United States District Judge Nicholas Garaufis has denied a press request to release the names of the 12 jurors who found Keith Raniere guilty of all charges.

The court took extreme measures to protect these jurors during trial. They were shuttled to and from court by United States Marshals; lunch was provided daily so they didn't need to leave the building; and they were told they could share their first names only with fellow jurors, if they wanted. All others referred to them by juror number. Court artists were told not to draw their faces.

In denying the request, Judge Garaufis says the trial included "highly sensitive evidence," including child pornography and graphic sexual testimony.

We've heard how some members were forced to hand over damaging collateral, including things like naked photographs, in order to become members of the secretive group DOS. Those members were threatened that if they left the group, the collateral would be released. That's also the group where some members were branded.

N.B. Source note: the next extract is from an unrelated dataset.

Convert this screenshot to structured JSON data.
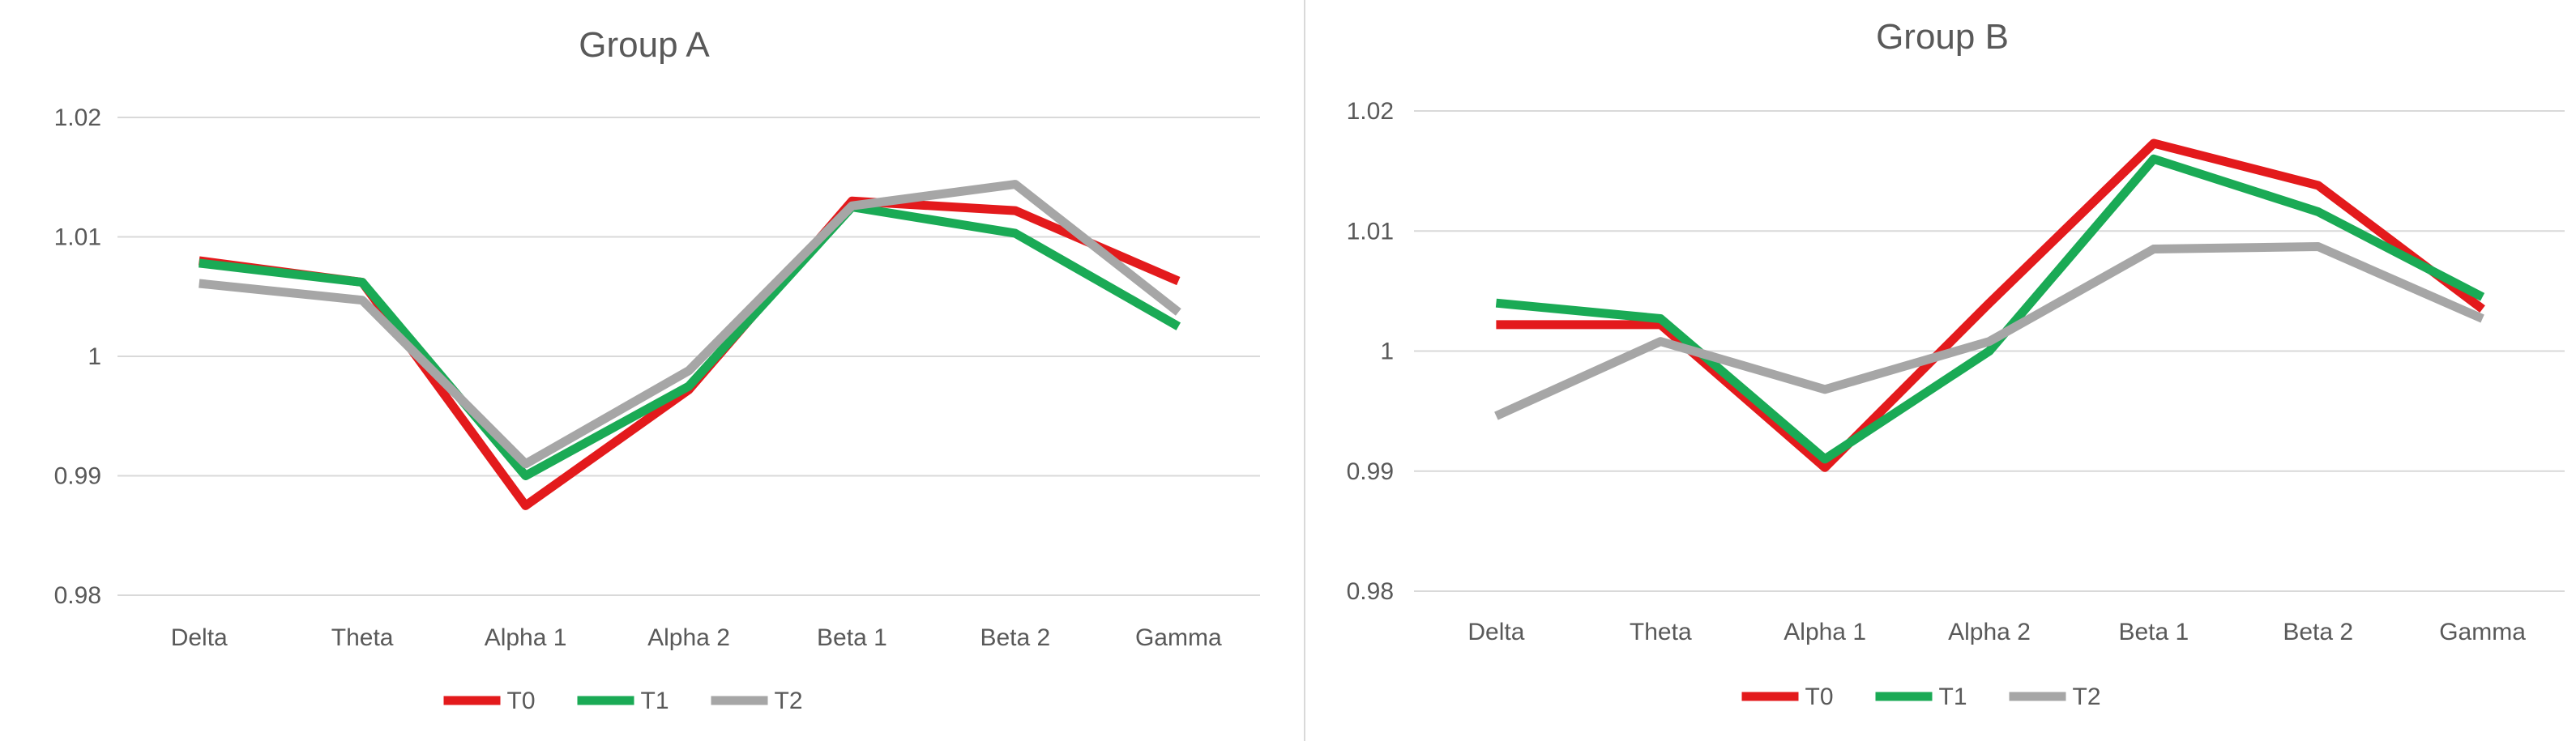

The government had also pointed out that a former NXIVM member had their collateral released and published by Mexican media during the trial.

In his decision, the judge said having that material published during the trial shows NXIVM and "Raniere's alleged criminal enterprise may continue to exist notwithstanding his incarceration," explaining jurors could be put at risk if their names are released.

Judge Garaufis also notes the trial "suggested that Raniere's associates would go to great lengths to antagonize his perceived enemies."

The government agreed with the judge's decision not to release the names, while Raniere's representatives took no stance.

Press organizations that filed to release the names include the Daily News, the New York Times Company, and Newsday.